O pequeno demônio olhou para suas mãos, então de volta para Lee. “Eu cheiro?”

“Sim.”

“Provavelmente existem maneiras um pouco mais educadas de dizer isso, Lee”, disse Noah gentilmente. “Mas todos nós estivemos andando por aí por um tempo. Tenho certeza de que todos nós poderíamos usar uma limpeza, mas deixe-me terminar as apresentações primeiro.”

“Não há necessidade”, disse Yoru. Sua cabeça se inclinou para o lado e quase cinco segundos de silêncio desconfortável se passaram antes que ela retornasse à sua posição normal. “Eu me familiarizei com todos os presentes.”

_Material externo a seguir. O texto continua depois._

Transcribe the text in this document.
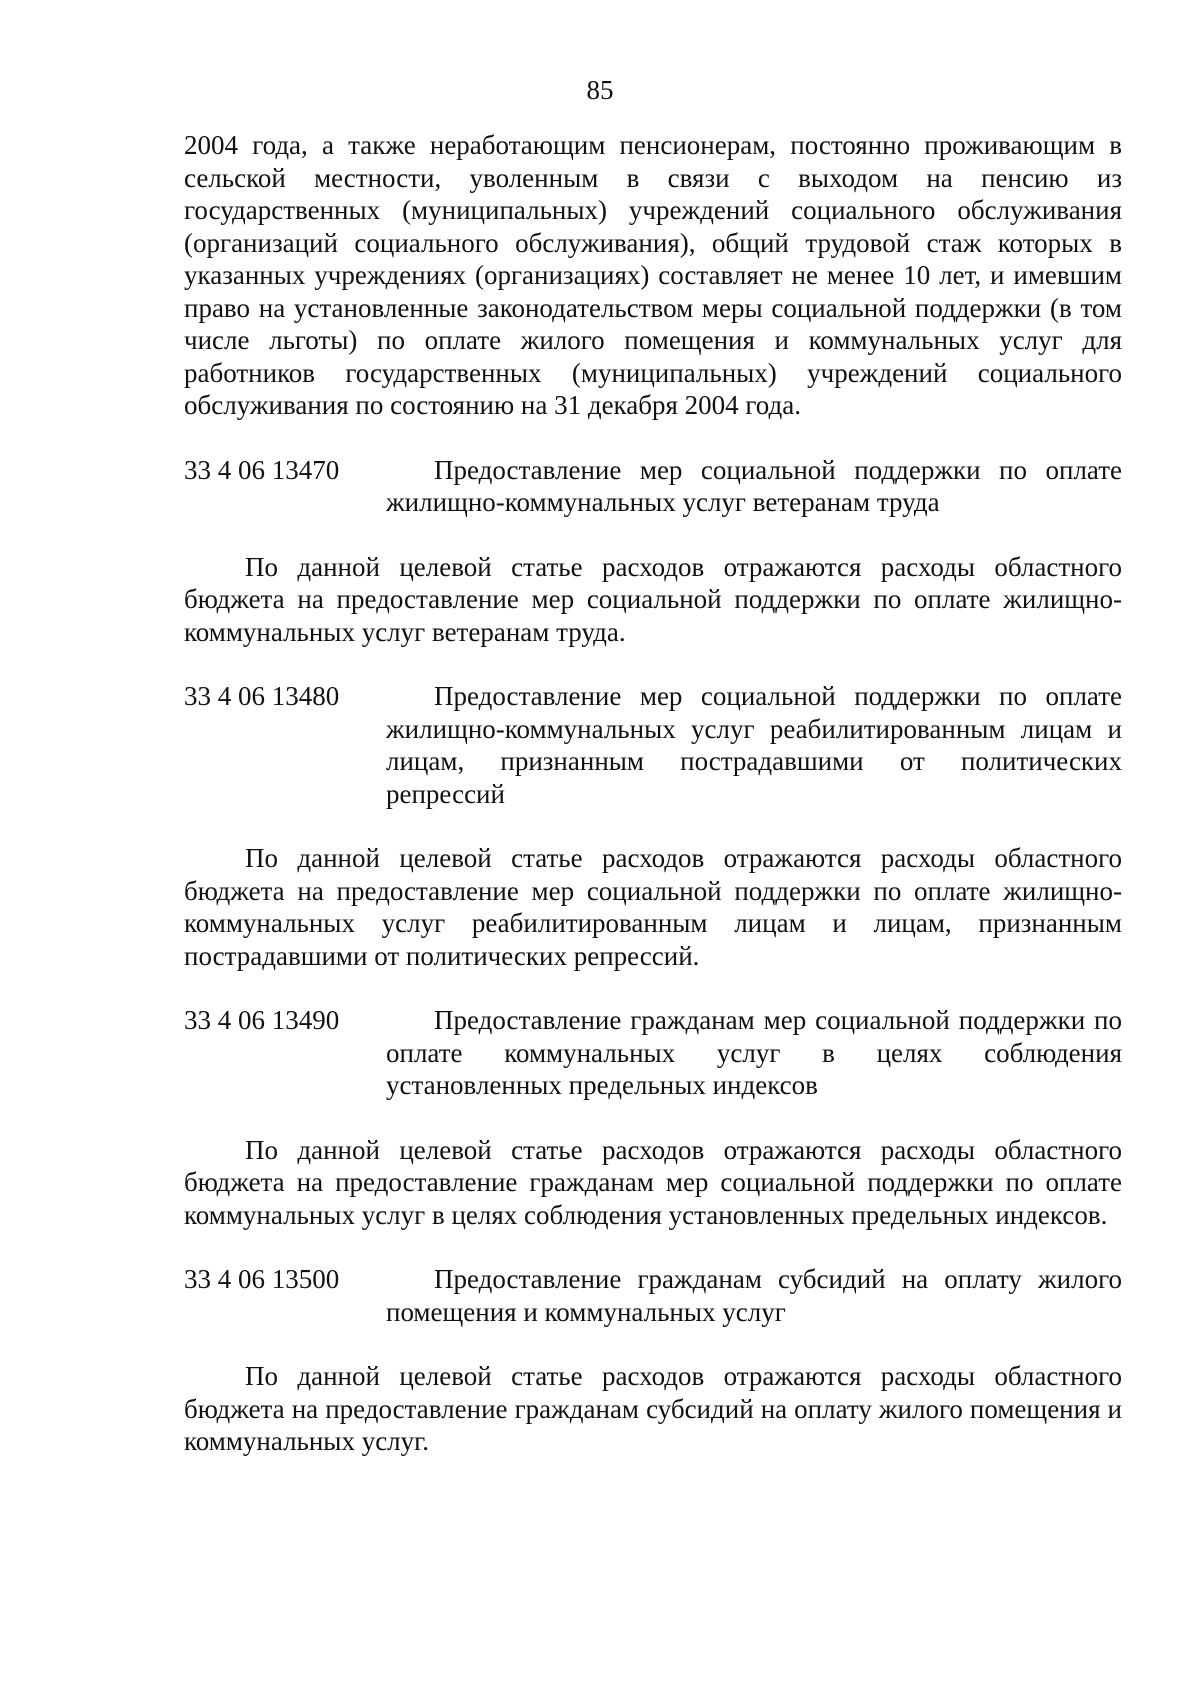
85

2004 года, а также неработающим пенсионерам, постоянно проживающим в сельской местности, уволенным в связи с выходом на пенсию из государственных (муниципальных) учреждений социального обслуживания (организаций социального обслуживания), общий трудовой стаж которых в указанных учреждениях (организациях) составляет не менее 10 лет, и имевшим право на установленные законодательством меры социальной поддержки (в том числе льготы) по оплате жилого помещения и коммунальных услуг для работников государственных (муниципальных) учреждений социального обслуживания по состоянию на 31 декабря 2004 года.

33 4 06 13470	Предоставление мер социальной поддержки по оплате жилищно-коммунальных услуг ветеранам труда

По данной целевой статье расходов отражаются расходы областного бюджета на предоставление мер социальной поддержки по оплате жилищно-коммунальных услуг ветеранам труда.

33 4 06 13480	Предоставление мер социальной поддержки по оплате жилищно-коммунальных услуг реабилитированным лицам и лицам, признанным пострадавшими от политических репрессий

По данной целевой статье расходов отражаются расходы областного бюджета на предоставление мер социальной поддержки по оплате жилищно-коммунальных услуг реабилитированным лицам и лицам, признанным пострадавшими от политических репрессий.

33 4 06 13490	Предоставление гражданам мер социальной поддержки по оплате коммунальных услуг в целях соблюдения установленных предельных индексов

По данной целевой статье расходов отражаются расходы областного бюджета на предоставление гражданам мер социальной поддержки по оплате коммунальных услуг в целях соблюдения установленных предельных индексов.

33 4 06 13500	Предоставление гражданам субсидий на оплату жилого помещения и коммунальных услуг

По данной целевой статье расходов отражаются расходы областного бюджета на предоставление гражданам субсидий на оплату жилого помещения и коммунальных услуг.
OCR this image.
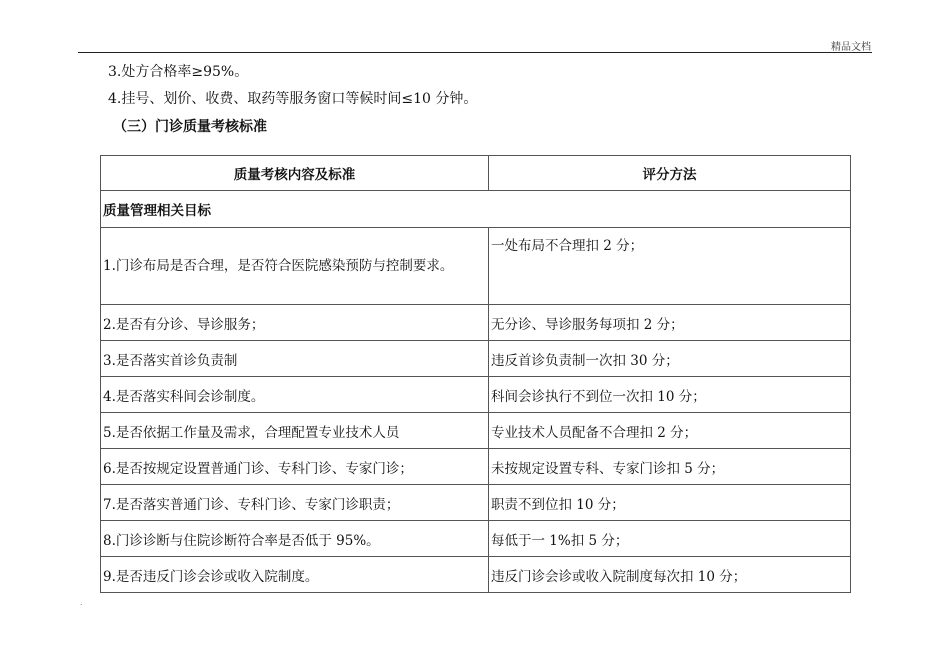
精品文档
3.处方合格率≥95%。
4.挂号、划价、收费、取药等服务窗口等候时间≤10 分钟。
（三）门诊质量考核标准
质量考核内容及标准	评分方法
质量管理相关目标	
1.门诊布局是否合理，是否符合医院感染预防与控制要求。	一处布局不合理扣 2 分；
2.是否有分诊、导诊服务；	无分诊、导诊服务每项扣 2 分；
3.是否落实首诊负责制	违反首诊负责制一次扣 30 分；
4.是否落实科间会诊制度。	科间会诊执行不到位一次扣 10 分；
5.是否依据工作量及需求，合理配置专业技术人员	专业技术人员配备不合理扣 2 分；
6.是否按规定设置普通门诊、专科门诊、专家门诊；	未按规定设置专科、专家门诊扣 5 分；
7.是否落实普通门诊、专科门诊、专家门诊职责；	职责不到位扣 10 分；
8.门诊诊断与住院诊断符合率是否低于 95%。	每低于一 1%扣 5 分；
9.是否违反门诊会诊或收入院制度。	违反门诊会诊或收入院制度每次扣 10 分；
.
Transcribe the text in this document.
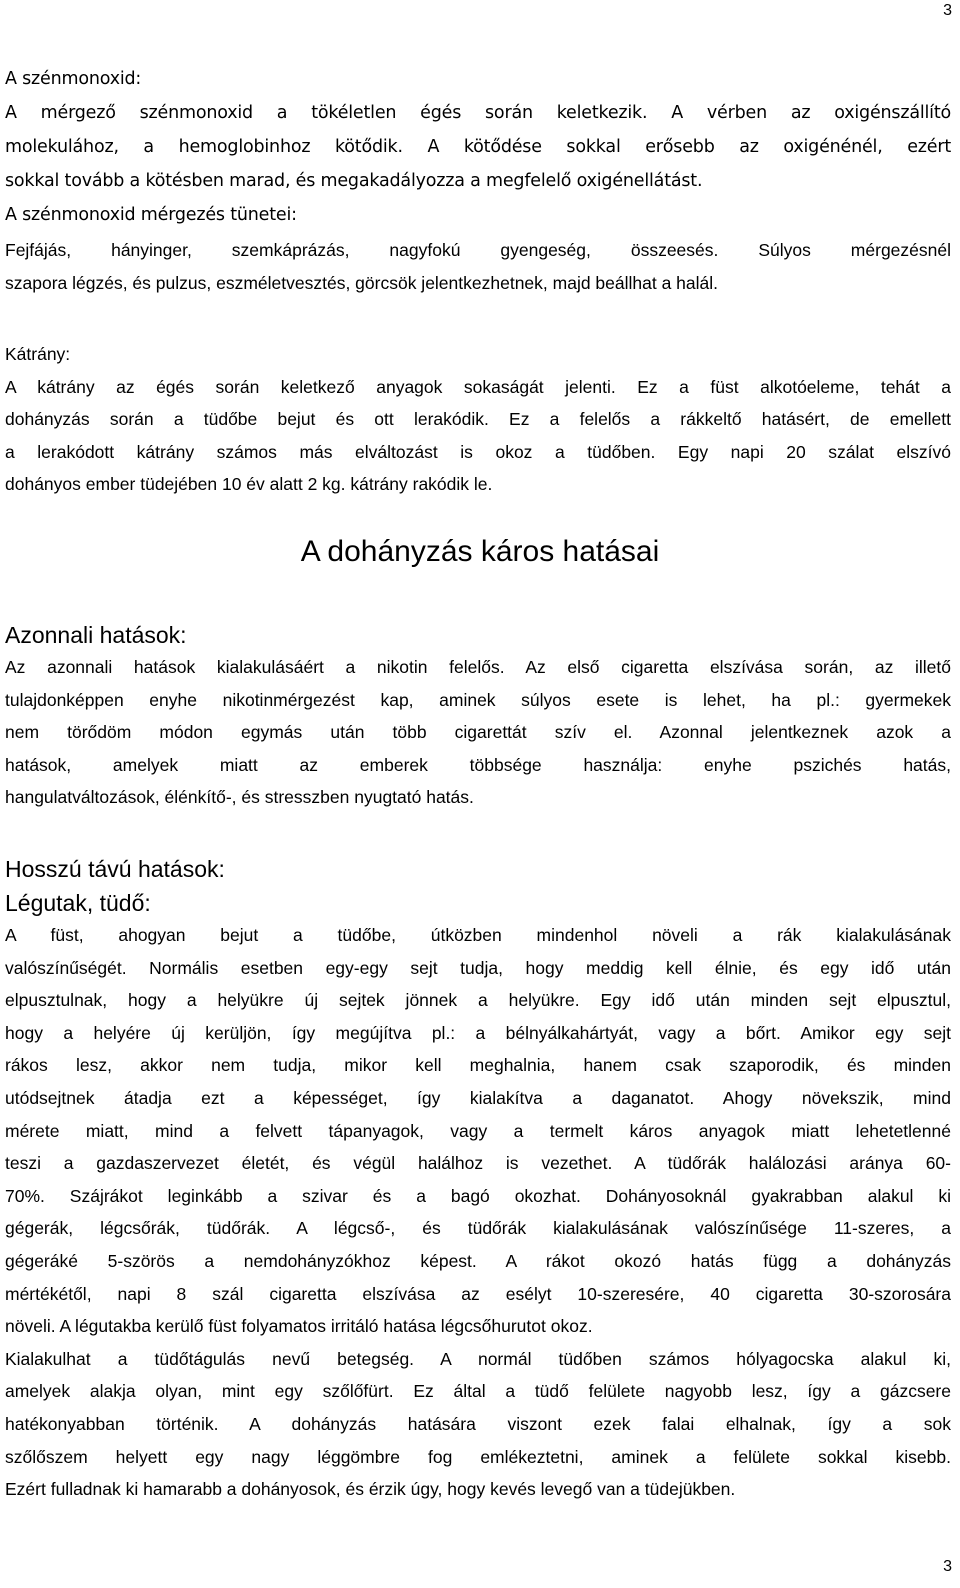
3
A szénmonoxid:
A mérgező szénmonoxid a tökéletlen égés során keletkezik. A vérben az oxigénszállító
molekulához, a hemoglobinhoz kötődik. A kötődése sokkal erősebb az oxigénénél, ezért
sokkal tovább a kötésben marad, és megakadályozza a megfelelő oxigénellátást.
A szénmonoxid mérgezés tünetei:
Fejfájás, hányinger, szemkáprázás, nagyfokú gyengeség, összeesés. Súlyos mérgezésnél
szapora légzés, és pulzus, eszméletvesztés, görcsök jelentkezhetnek, majd beállhat a halál.
Kátrány:
A kátrány az égés során keletkező anyagok sokaságát jelenti. Ez a füst alkotóeleme, tehát a
dohányzás során a tüdőbe bejut és ott lerakódik. Ez a felelős a rákkeltő hatásért, de emellett
a lerakódott kátrány számos más elváltozást is okoz a tüdőben. Egy napi 20 szálat elszívó
dohányos ember tüdejében 10 év alatt 2 kg. kátrány rakódik le.
A dohányzás káros hatásai
Azonnali hatások:
Az azonnali hatások kialakulásáért a nikotin felelős. Az első cigaretta elszívása során, az illető
tulajdonképpen enyhe nikotinmérgezést kap, aminek súlyos esete is lehet, ha pl.: gyermekek
nem törődöm módon egymás után több cigarettát szív el. Azonnal jelentkeznek azok a
hatások, amelyek miatt az emberek többsége használja: enyhe pszichés hatás,
hangulatváltozások, élénkítő-, és stresszben nyugtató hatás.
Hosszú távú hatások:
Légutak, tüdő:
A füst, ahogyan bejut a tüdőbe, útközben mindenhol növeli a rák kialakulásának
valószínűségét. Normális esetben egy-egy sejt tudja, hogy meddig kell élnie, és egy idő után
elpusztulnak, hogy a helyükre új sejtek jönnek a helyükre. Egy idő után minden sejt elpusztul,
hogy a helyére új kerüljön, így megújítva pl.: a bélnyálkahártyát, vagy a bőrt. Amikor egy sejt
rákos lesz, akkor nem tudja, mikor kell meghalnia, hanem csak szaporodik, és minden
utódsejtnek átadja ezt a képességet, így kialakítva a daganatot. Ahogy növekszik, mind
mérete miatt, mind a felvett tápanyagok, vagy a termelt káros anyagok miatt lehetetlenné
teszi a gazdaszervezet életét, és végül halálhoz is vezethet. A tüdőrák halálozási aránya 60-
70%. Szájrákot leginkább a szivar és a bagó okozhat. Dohányosoknál gyakrabban alakul ki
gégerák, légcsőrák, tüdőrák. A légcső-, és tüdőrák kialakulásának valószínűsége 11-szeres, a
gégeráké 5-szörös a nemdohányzókhoz képest. A rákot okozó hatás függ a dohányzás
mértékétől, napi 8 szál cigaretta elszívása az esélyt 10-szeresére, 40 cigaretta 30-szorosára
növeli. A légutakba kerülő füst folyamatos irritáló hatása légcsőhurutot okoz.
Kialakulhat a tüdőtágulás nevű betegség. A normál tüdőben számos hólyagocska alakul ki,
amelyek alakja olyan, mint egy szőlőfürt. Ez által a tüdő felülete nagyobb lesz, így a gázcsere
hatékonyabban történik. A dohányzás hatására viszont ezek falai elhalnak, így a sok
szőlőszem helyett egy nagy léggömbre fog emlékeztetni, aminek a felülete sokkal kisebb.
Ezért fulladnak ki hamarabb a dohányosok, és érzik úgy, hogy kevés levegő van a tüdejükben.
3
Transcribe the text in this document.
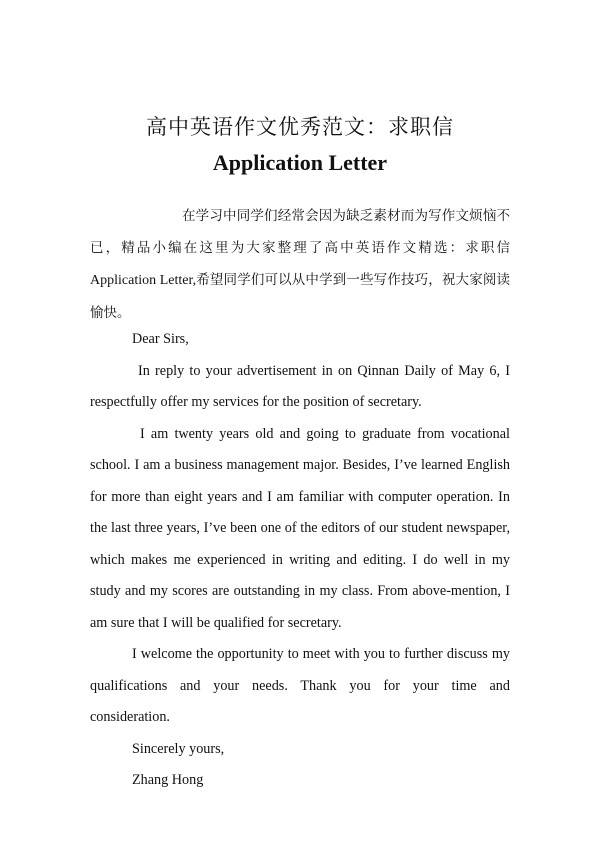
高中英语作文优秀范文：求职信
Application Letter
在学习中同学们经常会因为缺乏素材而为写作文烦恼不已，精品小编在这里为大家整理了高中英语作文精选：求职信Application Letter,希望同学们可以从中学到一些写作技巧，祝大家阅读愉快。
Dear Sirs,

In reply to your advertisement in on Qinnan Daily of May 6, I respectfully offer my services for the position of secretary.

I am twenty years old and going to graduate from vocational school. I am a business management major. Besides, I’ve learned English for more than eight years and I am familiar with computer operation. In the last three years, I’ve been one of the editors of our student newspaper, which makes me experienced in writing and editing. I do well in my study and my scores are outstanding in my class. From above-mention, I am sure that I will be qualified for secretary.

I welcome the opportunity to meet with you to further discuss my qualifications and your needs. Thank you for your time and consideration.

Sincerely yours,
Zhang Hong
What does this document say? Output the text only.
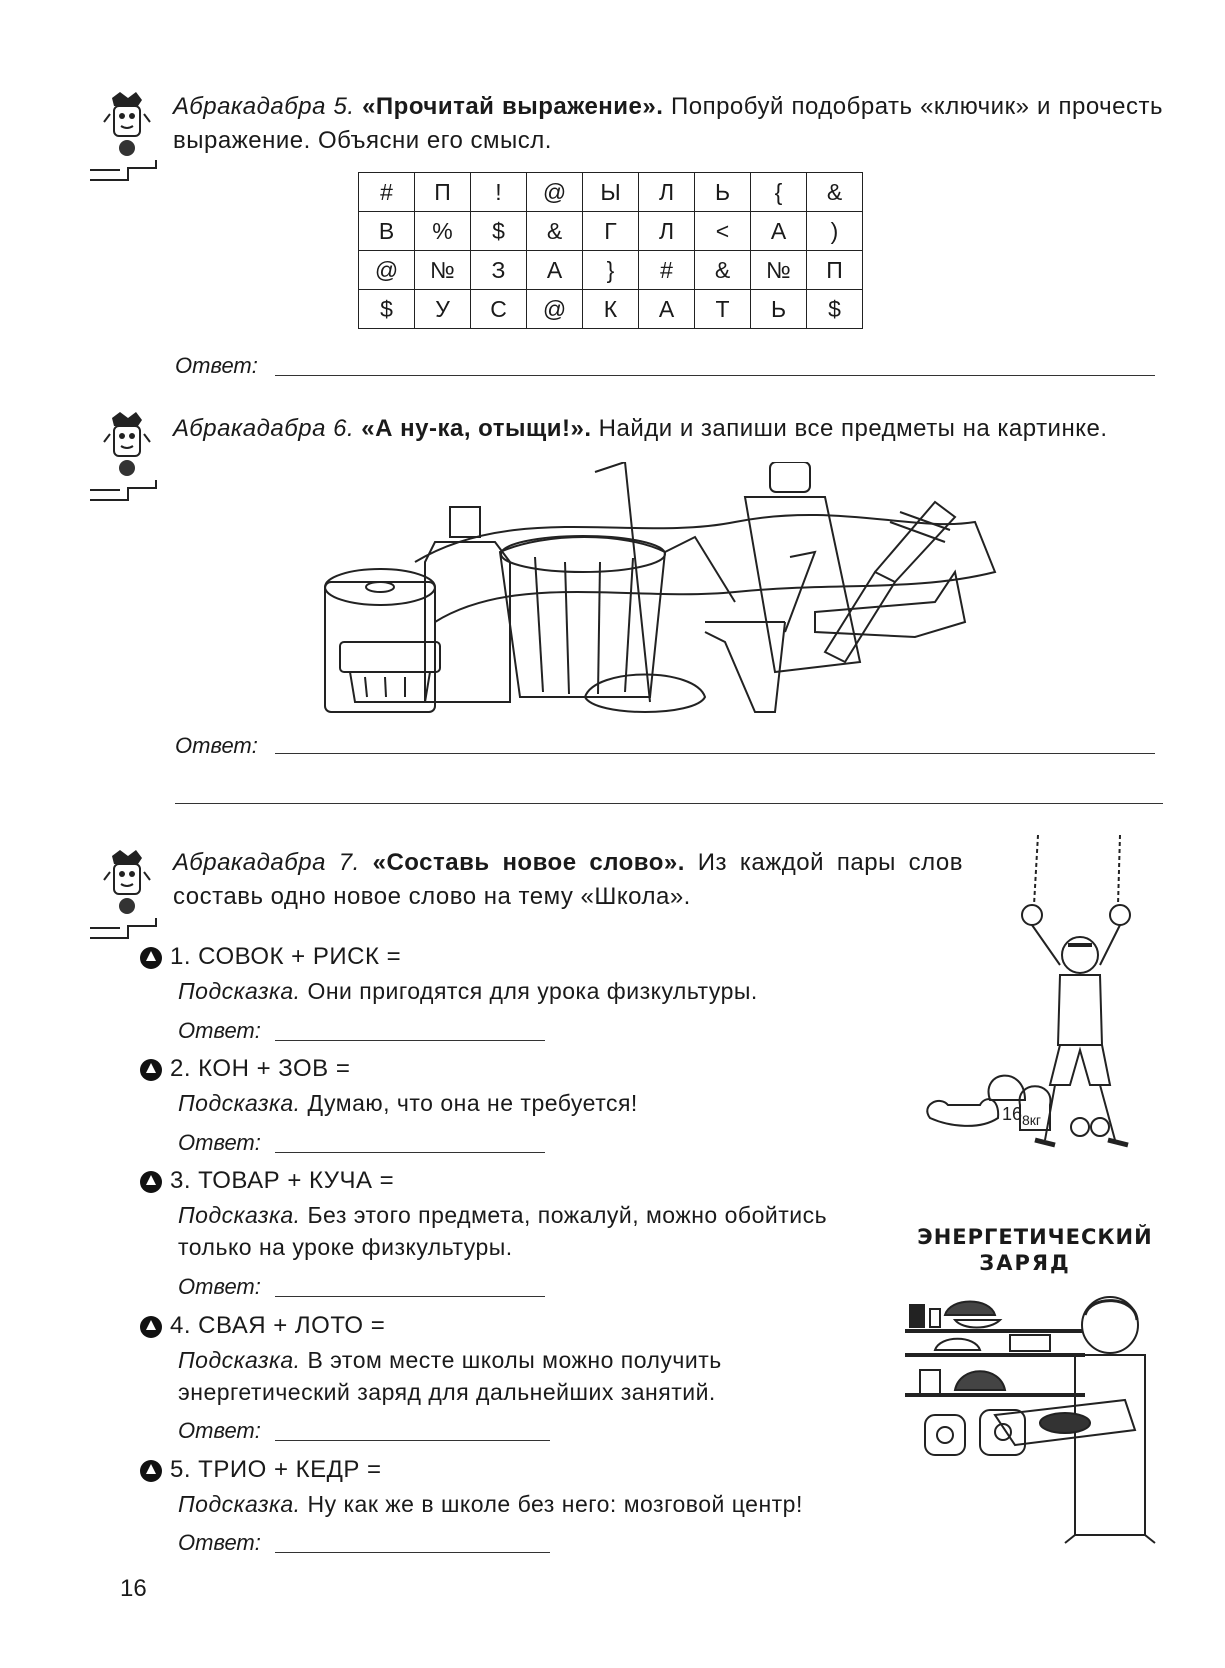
Абракадабра 5. «Прочитай выражение». Попробуй подобрать «ключик» и прочесть выражение. Объясни его смысл.
#	П	!	@	Ы	Л	Ь	{	&
В	%	$	&	Г	Л	<	А	)
@	№	З	А	}	#	&	№	П
$	У	С	@	К	А	Т	Ь	$
Ответ:
Абракадабра 6. «А ну-ка, отыщи!». Найди и запиши все предметы на картинке.
Ответ:
Абракадабра 7. «Составь новое слово». Из каждой пары слов составь одно новое слово на тему «Школа».
1. СОВОК + РИСК =
Подсказка. Они пригодятся для урока физкультуры.
Ответ:
2. КОН + ЗОВ =
Подсказка. Думаю, что она не требуется!
Ответ:
3. ТОВАР + КУЧА =
Подсказка. Без этого предмета, пожалуй, можно обойтись только на уроке физкультуры.
Ответ:
4. СВАЯ + ЛОТО =
Подсказка. В этом месте школы можно получить энергетический заряд для дальнейших занятий.
Ответ:
5. ТРИО + КЕДР =
Подсказка. Ну как же в школе без него: мозговой центр!
Ответ:
16 8кг
ЭНЕРГЕТИЧЕСКИЙ
ЗАРЯД
16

“É preciso mais do que uma breve apresentação para isso”, disse Noah. “Eu sei que você está acostumada a viver sozinha, mas é importante fazer amigos.”

“Eu já estou ciente de seus nomes e desejos.” Yoru apontou para Vrith. “Esta é Vrith. Ela está pensando em me esfaquear. Ela também está pensando em Aylin.”

Noah piscou.

“Tenho certeza que ela não está…”

“Não, eu estava”, disse Vrith, olhando para Yoru com os olhos arregalados. “É importante encontrar a maneira mais rápida de matar qualquer um quando você os encontra pela primeira vez, caso eles tentem te trair… mas eu certamente não estava pensando em Aylin.”

O constrangimento tingiu suas bochechas com intensidade suficiente para deixar absolutamente claro para Noah que Vrith estava mentindo descaradamente. Yoru a tinha lido perfeitamente.

“Estava em seus olhos”, respondeu Yoru. Ela se virou para o resto da sala e apontou para um demônio após o outro. “Torrick. Ele quer se esconder. Edda. Ela está com fome. Lee. Ela quer me comer. Ela também acha que eu cheiro mal. Violet. Ela ama Aylin e está preocupada que eu represente uma ameaça para ele.”

Noah olhou para Yoru em descrença. Isso era mais do que apenas encontrar uma maneira de detectar a magia que outra pessoa estava usando.

Essa não é a primeira vez que Yoru sabe mais do que deveria. Que diabos está acontecendo com ela? Será que ela tem uma maneira de ler a mente das pessoas ou algo assim? Deus, eu realmente espero que ela não seja uma usuária de Runas Mentais. Eu odeio Runas Mentais.

“Como você sabia disso?”, exigiu Violet, salvando Noah de ter que descobrir uma maneira de perguntar a mesma coisa. Ela deu um passo à frente e seus lábios se afinaram enquanto ela observava o outro demônio com cautela. “Quem é você?”